Finishing capabilities up to date

Aquatint awakens potential with double Duplo install

Severn: Aquatint is now very much in the 21st Century
Severn: Aquatint is now very much in the 21st Century

London-based digital printer Aquatint has rejuvenated its finishing lineup with a double Duplo install, with a DBM-700 bookletmaker and DC-618 slitter-cutter-creaser arriving in late June.

Replacing an aged DB5000 stitcher, the DBM-700 has helped clear Aquatint’s bidery bottleneck as a clear upgrade to the hand-fed 5000, and is now allowing the firm to convert more of its litho work – run through sister firm College Hill Press’ five-colour B2 Komori – into digital.

“The 5000 was really on its last legs,” said Roger Severn, CEO of Aquatint, speaking to Printweek.

“I guess we hadn’t realised how far behind we had slipped [in finishing], because it was taking us a hell of a long time to finish work that was taking just a few minutes on the presses.”

Severn added that the old DB5000 had been so reliable that the company had been happy to keep fixing it up, rather than look for something new.

“Duplo kit has always been very good, and a little bit more robust. But eventually, the parts were no longer available, and we got shaken out of our stupor – it had been so robust, and so reliable, but eventually we had a look and realised we had a bigger bottleneck than we had thought with the finishing,” he said.

“What swung it was the fact that we were also getting in [the DC-618], which we knew was fantastic. So we did a bit of a package deal, and it has made a fantastic difference – we’re very much up in the 21st Century at last.”

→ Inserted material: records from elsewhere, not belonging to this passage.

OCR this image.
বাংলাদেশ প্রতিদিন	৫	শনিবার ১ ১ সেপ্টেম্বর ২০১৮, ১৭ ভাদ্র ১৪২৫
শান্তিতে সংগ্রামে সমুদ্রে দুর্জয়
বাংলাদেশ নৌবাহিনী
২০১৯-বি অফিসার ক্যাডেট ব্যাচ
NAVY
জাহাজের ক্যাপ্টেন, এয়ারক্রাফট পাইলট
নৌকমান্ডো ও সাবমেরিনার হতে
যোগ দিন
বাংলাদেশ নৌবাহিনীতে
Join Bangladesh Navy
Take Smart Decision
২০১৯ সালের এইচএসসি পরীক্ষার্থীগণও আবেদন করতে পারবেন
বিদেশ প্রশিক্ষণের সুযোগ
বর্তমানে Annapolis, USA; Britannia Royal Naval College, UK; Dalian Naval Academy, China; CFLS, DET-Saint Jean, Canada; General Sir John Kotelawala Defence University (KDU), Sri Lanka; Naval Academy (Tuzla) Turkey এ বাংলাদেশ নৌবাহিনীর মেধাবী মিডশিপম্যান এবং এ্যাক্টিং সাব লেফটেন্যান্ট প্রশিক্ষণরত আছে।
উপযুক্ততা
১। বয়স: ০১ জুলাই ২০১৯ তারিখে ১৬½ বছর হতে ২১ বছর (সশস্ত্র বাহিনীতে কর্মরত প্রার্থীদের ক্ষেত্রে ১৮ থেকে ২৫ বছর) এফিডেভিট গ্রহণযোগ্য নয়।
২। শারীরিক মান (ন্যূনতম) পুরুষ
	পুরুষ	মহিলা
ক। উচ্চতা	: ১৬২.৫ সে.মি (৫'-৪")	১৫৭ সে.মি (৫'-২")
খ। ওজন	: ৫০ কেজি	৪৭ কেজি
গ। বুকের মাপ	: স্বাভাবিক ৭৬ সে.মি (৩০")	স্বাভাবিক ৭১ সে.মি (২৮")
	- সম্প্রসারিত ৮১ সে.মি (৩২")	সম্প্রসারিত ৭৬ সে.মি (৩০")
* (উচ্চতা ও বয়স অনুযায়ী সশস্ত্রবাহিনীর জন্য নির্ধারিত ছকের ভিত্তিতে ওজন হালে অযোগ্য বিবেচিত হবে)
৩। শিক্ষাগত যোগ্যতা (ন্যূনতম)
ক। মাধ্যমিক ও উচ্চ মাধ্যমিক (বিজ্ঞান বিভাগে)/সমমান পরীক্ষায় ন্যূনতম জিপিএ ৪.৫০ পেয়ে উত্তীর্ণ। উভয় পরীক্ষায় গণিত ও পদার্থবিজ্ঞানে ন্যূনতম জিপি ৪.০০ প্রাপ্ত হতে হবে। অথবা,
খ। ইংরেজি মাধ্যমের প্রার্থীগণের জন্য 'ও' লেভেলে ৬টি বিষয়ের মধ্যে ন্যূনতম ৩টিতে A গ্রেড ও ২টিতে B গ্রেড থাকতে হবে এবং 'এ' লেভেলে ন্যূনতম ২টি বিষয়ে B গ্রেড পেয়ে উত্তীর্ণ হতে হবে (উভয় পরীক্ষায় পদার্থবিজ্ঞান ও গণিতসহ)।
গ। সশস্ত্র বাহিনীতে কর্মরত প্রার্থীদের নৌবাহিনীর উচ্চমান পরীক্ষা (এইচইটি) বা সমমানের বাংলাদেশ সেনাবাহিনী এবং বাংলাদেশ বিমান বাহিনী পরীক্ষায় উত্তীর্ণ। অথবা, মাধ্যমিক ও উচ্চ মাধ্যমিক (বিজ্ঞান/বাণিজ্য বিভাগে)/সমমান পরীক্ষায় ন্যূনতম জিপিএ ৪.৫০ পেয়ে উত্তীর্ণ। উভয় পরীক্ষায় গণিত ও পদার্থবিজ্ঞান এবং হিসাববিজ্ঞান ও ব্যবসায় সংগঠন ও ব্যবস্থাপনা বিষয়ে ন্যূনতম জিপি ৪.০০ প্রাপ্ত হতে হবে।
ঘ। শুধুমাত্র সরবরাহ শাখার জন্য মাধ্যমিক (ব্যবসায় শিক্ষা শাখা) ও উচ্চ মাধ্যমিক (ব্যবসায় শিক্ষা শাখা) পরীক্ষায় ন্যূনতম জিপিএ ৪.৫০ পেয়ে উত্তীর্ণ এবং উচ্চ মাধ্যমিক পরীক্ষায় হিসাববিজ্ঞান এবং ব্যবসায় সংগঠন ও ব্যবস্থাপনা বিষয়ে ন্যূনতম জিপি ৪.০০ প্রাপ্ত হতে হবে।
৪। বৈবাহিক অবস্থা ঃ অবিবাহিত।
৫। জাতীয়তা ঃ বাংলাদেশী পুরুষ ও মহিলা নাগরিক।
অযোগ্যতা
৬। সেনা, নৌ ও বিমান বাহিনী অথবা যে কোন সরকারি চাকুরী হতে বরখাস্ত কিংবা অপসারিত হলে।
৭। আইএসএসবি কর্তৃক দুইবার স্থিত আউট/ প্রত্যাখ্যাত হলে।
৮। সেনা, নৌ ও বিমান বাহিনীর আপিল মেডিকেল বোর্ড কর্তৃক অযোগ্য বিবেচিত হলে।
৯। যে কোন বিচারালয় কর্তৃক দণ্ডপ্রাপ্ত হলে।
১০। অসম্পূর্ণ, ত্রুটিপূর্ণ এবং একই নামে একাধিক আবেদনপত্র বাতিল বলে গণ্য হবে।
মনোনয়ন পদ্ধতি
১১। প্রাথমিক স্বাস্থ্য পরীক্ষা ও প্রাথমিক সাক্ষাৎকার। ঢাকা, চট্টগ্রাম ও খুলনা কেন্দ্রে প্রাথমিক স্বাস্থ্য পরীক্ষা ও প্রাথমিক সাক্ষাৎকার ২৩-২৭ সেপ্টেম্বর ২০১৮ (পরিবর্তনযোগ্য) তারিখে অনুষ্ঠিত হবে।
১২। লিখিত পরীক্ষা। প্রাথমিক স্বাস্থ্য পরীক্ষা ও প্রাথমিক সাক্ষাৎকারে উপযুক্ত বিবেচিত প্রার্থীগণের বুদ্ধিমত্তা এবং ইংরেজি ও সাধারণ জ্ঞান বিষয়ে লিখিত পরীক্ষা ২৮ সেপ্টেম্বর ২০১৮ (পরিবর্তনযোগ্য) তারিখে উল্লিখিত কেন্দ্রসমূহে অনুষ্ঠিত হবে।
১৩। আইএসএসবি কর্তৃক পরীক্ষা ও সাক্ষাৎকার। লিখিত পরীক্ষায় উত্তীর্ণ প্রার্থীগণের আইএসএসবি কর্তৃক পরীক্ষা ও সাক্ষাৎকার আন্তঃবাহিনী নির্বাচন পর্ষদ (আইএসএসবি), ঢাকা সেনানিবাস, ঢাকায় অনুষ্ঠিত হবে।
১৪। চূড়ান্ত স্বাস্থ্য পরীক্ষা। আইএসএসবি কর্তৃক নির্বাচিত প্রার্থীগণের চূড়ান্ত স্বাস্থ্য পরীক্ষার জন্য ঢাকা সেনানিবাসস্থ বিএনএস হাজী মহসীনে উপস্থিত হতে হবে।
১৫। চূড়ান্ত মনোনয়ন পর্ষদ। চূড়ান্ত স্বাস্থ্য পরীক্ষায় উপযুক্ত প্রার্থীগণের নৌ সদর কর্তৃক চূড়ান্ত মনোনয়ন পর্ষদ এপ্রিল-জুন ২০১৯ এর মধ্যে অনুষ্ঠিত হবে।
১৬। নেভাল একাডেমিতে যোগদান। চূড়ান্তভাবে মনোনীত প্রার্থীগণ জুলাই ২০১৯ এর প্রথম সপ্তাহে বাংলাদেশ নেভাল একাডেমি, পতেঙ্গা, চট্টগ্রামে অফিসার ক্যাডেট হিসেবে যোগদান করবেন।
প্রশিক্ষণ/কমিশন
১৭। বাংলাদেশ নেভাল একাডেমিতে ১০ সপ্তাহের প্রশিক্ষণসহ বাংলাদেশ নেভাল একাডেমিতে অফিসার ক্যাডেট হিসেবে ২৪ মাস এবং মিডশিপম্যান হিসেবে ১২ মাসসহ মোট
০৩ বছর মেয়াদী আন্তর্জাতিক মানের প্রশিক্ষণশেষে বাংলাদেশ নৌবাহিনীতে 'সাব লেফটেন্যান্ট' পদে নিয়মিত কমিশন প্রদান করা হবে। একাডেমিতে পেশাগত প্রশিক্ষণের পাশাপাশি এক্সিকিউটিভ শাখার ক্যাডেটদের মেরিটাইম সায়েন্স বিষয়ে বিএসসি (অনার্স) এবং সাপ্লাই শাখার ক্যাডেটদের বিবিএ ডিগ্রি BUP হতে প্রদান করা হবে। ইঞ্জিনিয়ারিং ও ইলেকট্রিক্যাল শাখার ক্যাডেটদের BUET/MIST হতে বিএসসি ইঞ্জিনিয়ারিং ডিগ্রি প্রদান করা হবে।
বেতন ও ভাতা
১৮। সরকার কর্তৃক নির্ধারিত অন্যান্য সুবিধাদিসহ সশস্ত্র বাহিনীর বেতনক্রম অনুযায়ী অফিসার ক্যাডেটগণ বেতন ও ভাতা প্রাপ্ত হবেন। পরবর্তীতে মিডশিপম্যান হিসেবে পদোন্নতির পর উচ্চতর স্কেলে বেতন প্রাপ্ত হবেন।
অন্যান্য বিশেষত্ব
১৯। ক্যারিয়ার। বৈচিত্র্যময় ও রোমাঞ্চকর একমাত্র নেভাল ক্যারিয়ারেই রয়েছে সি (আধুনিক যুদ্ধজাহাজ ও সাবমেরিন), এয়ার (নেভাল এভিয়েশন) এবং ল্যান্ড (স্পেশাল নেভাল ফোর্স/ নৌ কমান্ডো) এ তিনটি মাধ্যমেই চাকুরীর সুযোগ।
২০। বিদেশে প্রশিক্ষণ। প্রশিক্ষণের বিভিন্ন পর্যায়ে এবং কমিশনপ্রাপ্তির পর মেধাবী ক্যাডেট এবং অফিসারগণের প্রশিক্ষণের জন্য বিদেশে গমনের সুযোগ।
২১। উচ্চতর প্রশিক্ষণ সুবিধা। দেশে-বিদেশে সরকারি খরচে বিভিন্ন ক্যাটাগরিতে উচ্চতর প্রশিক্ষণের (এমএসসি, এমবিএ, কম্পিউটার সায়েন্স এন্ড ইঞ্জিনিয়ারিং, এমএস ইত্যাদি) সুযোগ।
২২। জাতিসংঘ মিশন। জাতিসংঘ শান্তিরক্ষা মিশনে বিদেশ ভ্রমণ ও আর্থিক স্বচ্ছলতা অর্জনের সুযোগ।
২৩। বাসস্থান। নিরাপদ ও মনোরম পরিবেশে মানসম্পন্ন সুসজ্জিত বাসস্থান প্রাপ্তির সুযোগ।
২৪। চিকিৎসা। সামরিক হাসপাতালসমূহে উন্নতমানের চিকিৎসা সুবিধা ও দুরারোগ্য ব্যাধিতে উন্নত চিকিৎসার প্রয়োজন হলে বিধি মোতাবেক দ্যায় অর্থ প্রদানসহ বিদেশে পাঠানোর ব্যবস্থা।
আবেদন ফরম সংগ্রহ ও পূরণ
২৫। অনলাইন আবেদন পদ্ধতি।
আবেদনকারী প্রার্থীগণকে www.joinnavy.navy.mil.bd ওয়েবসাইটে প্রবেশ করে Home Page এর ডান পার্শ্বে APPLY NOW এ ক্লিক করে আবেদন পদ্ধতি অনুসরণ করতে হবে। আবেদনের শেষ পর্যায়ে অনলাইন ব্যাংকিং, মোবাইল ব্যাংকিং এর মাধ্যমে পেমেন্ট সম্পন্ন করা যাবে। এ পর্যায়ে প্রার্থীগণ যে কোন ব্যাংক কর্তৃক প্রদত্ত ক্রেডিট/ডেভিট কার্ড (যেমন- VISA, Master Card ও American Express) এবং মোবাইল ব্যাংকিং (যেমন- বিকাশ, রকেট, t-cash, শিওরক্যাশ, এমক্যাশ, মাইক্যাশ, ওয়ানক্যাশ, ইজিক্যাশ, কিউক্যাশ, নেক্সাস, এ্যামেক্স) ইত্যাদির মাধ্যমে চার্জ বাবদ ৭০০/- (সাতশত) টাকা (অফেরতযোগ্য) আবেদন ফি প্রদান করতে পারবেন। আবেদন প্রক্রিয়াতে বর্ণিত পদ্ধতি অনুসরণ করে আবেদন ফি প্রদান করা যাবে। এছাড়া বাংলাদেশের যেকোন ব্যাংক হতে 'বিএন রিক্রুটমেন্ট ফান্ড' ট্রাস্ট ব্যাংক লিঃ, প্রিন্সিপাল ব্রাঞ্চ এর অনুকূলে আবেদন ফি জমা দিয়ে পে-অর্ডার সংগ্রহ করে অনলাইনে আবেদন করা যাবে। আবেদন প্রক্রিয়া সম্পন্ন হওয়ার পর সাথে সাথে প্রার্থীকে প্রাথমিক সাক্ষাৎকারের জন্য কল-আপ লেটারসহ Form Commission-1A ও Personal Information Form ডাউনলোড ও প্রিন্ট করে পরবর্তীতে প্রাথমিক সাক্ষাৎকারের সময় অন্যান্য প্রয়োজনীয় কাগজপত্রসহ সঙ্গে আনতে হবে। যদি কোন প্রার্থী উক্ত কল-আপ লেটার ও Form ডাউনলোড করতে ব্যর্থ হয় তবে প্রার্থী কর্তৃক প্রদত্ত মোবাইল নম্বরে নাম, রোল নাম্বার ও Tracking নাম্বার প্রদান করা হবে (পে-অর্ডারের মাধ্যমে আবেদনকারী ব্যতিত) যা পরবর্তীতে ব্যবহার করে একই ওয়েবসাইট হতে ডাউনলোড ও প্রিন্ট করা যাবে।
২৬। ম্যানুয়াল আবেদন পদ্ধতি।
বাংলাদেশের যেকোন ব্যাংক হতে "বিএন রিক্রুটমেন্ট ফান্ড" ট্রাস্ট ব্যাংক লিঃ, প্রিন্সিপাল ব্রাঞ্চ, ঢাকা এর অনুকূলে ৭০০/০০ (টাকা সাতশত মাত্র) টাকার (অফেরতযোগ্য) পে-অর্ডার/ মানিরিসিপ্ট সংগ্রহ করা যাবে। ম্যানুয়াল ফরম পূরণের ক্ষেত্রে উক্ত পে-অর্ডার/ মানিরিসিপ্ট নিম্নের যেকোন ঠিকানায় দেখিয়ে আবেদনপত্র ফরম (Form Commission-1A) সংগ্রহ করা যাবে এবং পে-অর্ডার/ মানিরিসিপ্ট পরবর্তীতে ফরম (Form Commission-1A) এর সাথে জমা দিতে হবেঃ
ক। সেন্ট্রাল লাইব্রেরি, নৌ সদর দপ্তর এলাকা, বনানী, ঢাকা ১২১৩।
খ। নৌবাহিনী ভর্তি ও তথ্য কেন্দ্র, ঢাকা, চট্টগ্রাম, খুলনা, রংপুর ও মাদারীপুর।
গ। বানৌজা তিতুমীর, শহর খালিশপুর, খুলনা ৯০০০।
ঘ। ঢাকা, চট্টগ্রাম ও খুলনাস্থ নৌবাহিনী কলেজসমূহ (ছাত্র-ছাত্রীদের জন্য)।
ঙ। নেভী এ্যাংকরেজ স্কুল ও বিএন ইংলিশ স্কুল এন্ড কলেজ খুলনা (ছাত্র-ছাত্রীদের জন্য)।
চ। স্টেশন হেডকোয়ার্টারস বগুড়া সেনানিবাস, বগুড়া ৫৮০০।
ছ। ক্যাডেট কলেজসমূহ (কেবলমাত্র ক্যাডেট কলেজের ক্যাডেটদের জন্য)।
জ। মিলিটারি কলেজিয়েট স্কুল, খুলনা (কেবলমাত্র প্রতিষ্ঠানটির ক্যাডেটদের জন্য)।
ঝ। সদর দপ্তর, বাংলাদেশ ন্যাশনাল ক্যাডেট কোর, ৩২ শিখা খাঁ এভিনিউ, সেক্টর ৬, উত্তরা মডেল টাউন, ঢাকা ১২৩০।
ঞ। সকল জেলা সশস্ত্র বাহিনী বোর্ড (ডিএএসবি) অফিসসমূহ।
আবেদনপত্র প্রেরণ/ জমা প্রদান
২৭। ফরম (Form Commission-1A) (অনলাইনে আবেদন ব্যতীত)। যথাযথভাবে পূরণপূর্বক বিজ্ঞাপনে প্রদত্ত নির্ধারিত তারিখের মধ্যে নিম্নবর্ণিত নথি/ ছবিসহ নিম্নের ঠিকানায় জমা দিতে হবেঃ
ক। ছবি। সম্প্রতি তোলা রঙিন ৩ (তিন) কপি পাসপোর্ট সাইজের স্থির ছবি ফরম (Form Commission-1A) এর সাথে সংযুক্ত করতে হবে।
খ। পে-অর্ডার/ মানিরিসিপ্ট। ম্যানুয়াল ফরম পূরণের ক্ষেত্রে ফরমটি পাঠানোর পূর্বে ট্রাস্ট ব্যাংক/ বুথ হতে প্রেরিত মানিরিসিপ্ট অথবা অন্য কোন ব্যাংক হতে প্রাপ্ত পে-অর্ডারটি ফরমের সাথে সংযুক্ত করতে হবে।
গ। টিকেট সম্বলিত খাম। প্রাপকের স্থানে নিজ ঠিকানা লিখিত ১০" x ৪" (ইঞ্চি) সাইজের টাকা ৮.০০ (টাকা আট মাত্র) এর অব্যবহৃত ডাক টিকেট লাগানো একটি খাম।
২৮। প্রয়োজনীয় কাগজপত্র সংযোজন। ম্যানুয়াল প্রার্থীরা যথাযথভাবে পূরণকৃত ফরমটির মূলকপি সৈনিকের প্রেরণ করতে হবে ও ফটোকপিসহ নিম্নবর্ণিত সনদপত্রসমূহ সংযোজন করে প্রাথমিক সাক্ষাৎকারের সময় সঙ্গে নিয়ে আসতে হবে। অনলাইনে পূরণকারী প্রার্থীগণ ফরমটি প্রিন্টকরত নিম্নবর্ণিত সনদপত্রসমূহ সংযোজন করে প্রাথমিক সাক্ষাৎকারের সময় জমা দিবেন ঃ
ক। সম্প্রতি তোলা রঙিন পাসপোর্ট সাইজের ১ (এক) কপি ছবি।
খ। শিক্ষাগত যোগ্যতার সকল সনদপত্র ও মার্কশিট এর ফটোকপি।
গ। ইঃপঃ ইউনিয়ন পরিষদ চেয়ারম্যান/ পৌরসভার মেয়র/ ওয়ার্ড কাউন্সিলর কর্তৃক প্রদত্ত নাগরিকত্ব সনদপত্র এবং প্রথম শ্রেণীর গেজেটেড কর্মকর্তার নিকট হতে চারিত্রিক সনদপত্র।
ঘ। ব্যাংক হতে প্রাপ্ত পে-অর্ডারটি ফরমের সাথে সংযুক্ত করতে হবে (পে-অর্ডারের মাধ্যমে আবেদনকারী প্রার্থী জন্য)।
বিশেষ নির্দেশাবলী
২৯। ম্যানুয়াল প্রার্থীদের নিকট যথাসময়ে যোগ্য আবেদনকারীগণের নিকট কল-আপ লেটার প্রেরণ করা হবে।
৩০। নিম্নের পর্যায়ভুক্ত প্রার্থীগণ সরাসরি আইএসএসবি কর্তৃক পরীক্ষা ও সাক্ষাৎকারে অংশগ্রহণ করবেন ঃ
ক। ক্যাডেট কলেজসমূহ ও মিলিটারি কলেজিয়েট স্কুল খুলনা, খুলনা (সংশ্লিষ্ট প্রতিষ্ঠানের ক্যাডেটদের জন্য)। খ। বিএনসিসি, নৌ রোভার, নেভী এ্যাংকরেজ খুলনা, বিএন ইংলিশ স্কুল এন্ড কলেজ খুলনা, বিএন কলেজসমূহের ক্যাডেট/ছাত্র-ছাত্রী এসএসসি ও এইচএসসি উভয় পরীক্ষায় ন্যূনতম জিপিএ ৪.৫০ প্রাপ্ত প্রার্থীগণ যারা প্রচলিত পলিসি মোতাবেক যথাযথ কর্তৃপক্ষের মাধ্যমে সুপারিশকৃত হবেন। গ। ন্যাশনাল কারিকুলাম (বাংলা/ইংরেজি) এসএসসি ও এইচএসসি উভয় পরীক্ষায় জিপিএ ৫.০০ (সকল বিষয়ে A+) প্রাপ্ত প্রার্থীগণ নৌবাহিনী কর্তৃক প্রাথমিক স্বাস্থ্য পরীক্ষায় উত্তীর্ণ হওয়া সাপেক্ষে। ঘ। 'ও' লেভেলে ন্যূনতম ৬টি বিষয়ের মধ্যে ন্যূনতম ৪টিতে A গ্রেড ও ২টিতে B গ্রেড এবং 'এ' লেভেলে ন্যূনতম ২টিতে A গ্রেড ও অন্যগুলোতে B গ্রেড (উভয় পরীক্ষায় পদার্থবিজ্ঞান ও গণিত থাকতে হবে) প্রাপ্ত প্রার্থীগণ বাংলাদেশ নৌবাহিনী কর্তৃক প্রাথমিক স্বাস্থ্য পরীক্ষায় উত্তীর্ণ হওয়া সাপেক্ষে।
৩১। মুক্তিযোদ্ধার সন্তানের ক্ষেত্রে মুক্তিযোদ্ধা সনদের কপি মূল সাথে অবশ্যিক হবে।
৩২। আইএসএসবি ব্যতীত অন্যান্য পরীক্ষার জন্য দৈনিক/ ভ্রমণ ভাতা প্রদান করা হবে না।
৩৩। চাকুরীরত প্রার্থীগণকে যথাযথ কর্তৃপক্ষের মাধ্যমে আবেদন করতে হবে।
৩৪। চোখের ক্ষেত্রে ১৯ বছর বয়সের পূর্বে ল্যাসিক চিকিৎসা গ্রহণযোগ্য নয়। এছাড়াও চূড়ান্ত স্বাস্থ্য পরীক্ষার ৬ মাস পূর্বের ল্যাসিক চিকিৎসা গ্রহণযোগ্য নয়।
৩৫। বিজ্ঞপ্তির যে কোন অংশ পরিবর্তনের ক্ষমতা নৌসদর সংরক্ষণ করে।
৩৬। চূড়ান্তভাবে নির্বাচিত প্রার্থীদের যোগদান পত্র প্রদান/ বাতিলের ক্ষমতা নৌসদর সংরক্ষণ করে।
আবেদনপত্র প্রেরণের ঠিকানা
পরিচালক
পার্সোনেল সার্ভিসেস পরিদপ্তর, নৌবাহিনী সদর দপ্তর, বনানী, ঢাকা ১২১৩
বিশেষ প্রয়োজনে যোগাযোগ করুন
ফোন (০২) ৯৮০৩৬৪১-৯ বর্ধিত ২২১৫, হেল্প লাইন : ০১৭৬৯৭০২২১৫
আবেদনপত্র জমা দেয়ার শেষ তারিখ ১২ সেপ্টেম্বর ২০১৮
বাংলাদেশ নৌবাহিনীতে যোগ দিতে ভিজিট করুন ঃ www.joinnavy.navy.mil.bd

Aquatint, which employs 12 at its 465sqm Wimbledon site, runs most of its work through its Xerox iGen5, which replaced a Ricoh Pro C9100 in 2022, as well as a Canon VarioPrint 180 for mono work – “that just never stops” – and a Ricoh 5000-series laser printer as back-up.

The iGen was brought in to help Aquatint break into the photobook market – now, two years later, the latest investments will help the firm pursue that growth more aggressively, according to Severn.

“We’re seeing big growth in photobooks,” he said.

“Quite a lot of photobooks are now done with soft cover, centre-fold stitch and trim, so that’s very much part of the reason we put the new [DBM-700] in, to automate that and push the work through quicker.”

The firm’s bread-and-butter work, however, is largely in events and publishing, with fast turnarounds being a priority.

“All of that work requires a quick turnaround, and the speed and flexibility of these machines is a big help. More and more, the market is changing – quite rapidly – and customers want more personalised print, and lots of versioning, where the job might be large, but it’s full of short runs,” explained Severn.

Aquatint turns over around £2.4m annually.